Marcus, à bout de patience, s'avança vers moi et m'empoigna par les épaules, me forçant à me rassoir sur la chaise. Lui, visiblement, n'avait pas manqué de boire tout le sang dont il avait besoin. C'était à croire qu'il voulait tout garder pour lui.
- Il faut que tu comprennes, dit Marcus, me regardant toujours d'un œil sévère. Mais crois-moi quand je te dis qu'il ne faut pas que tu en boives trop. Il faut que tu sois capable de t'en passer autant que possible.
- Pourquoi ?
- Parce que tu pourrais bien finir par tuer quelqu'un alors que tu ne le voudrais pas.
Aussitôt, les images de ma famille, morte à mes pieds, me revinrent.
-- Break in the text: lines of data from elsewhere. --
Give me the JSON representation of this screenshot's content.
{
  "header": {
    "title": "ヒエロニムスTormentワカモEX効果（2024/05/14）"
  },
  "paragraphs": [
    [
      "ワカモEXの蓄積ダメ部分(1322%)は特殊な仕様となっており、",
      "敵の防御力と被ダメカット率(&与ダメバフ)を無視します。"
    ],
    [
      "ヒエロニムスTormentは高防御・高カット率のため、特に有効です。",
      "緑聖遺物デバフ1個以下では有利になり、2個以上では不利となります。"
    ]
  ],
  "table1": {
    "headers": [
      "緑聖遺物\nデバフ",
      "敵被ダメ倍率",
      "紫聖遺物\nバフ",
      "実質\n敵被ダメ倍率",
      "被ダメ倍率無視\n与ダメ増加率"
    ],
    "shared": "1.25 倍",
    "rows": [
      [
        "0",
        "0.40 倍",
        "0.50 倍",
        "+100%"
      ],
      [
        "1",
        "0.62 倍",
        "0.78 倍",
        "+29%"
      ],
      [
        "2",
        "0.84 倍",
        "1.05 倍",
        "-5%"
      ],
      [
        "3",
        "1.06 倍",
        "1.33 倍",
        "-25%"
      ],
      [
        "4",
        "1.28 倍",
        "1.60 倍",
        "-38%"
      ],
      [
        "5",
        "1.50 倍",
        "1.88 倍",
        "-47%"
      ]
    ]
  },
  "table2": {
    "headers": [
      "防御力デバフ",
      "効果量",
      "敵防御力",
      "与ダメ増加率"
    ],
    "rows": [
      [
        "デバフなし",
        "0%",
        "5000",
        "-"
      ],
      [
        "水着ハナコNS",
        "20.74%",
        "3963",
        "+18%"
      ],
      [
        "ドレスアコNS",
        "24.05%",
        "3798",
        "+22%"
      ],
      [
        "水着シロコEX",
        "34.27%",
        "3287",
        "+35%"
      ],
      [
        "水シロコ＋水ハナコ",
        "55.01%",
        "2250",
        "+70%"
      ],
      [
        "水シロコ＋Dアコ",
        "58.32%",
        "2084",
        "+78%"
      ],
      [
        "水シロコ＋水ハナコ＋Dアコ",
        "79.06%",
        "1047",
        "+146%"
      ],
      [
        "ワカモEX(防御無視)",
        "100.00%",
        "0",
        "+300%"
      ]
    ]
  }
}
C'est sûr, je ne voulais pas être responsable de quelque chose de semblable. Sur le coup, je me sentais atrocement mal.
- Tu comprends ?
Je dus faire un grand effort pour retrouver mon sang-froid – façon de parler. Puis, lentement, je secouais la tête de gauche à droite.
- Si je ne bois pas de sang, dis-je lentement, ou pas autant que je devrais... ce ne serait pas plutôt là, justement, que je risquerais de... d'avoir besoin de sang ? Je veux dire... au point de perdre la tête et de me mettre à tuer tout le monde pour boire leurs sangs...
- Oui, dis Marcus en hochant gravement la tête. Mais justement... tant que tu restes ici, où il n'y a personne à tuer, tu peux essayer de t'en passer autant que possible. Ça ne pourrait que t'entrainer. Non seulement tu en prendras moins, mais, à la longue, t'en auras moins de besoins, aussi.
- Comme un obèse qui mange dix-mille burgers par jour, dis-je en laissant échapper un rire sans vraiment le trouver drôle. Si on le prive de ses burgers, y sera pas content.
- T'as tout compris. Allez, viens, t'as pas fini de courir.
Puis Marcus m'entraina à nouveau dehors, me criant de courir plus vite, alors que je me sentais à peine moins à plat que tout à l'heure.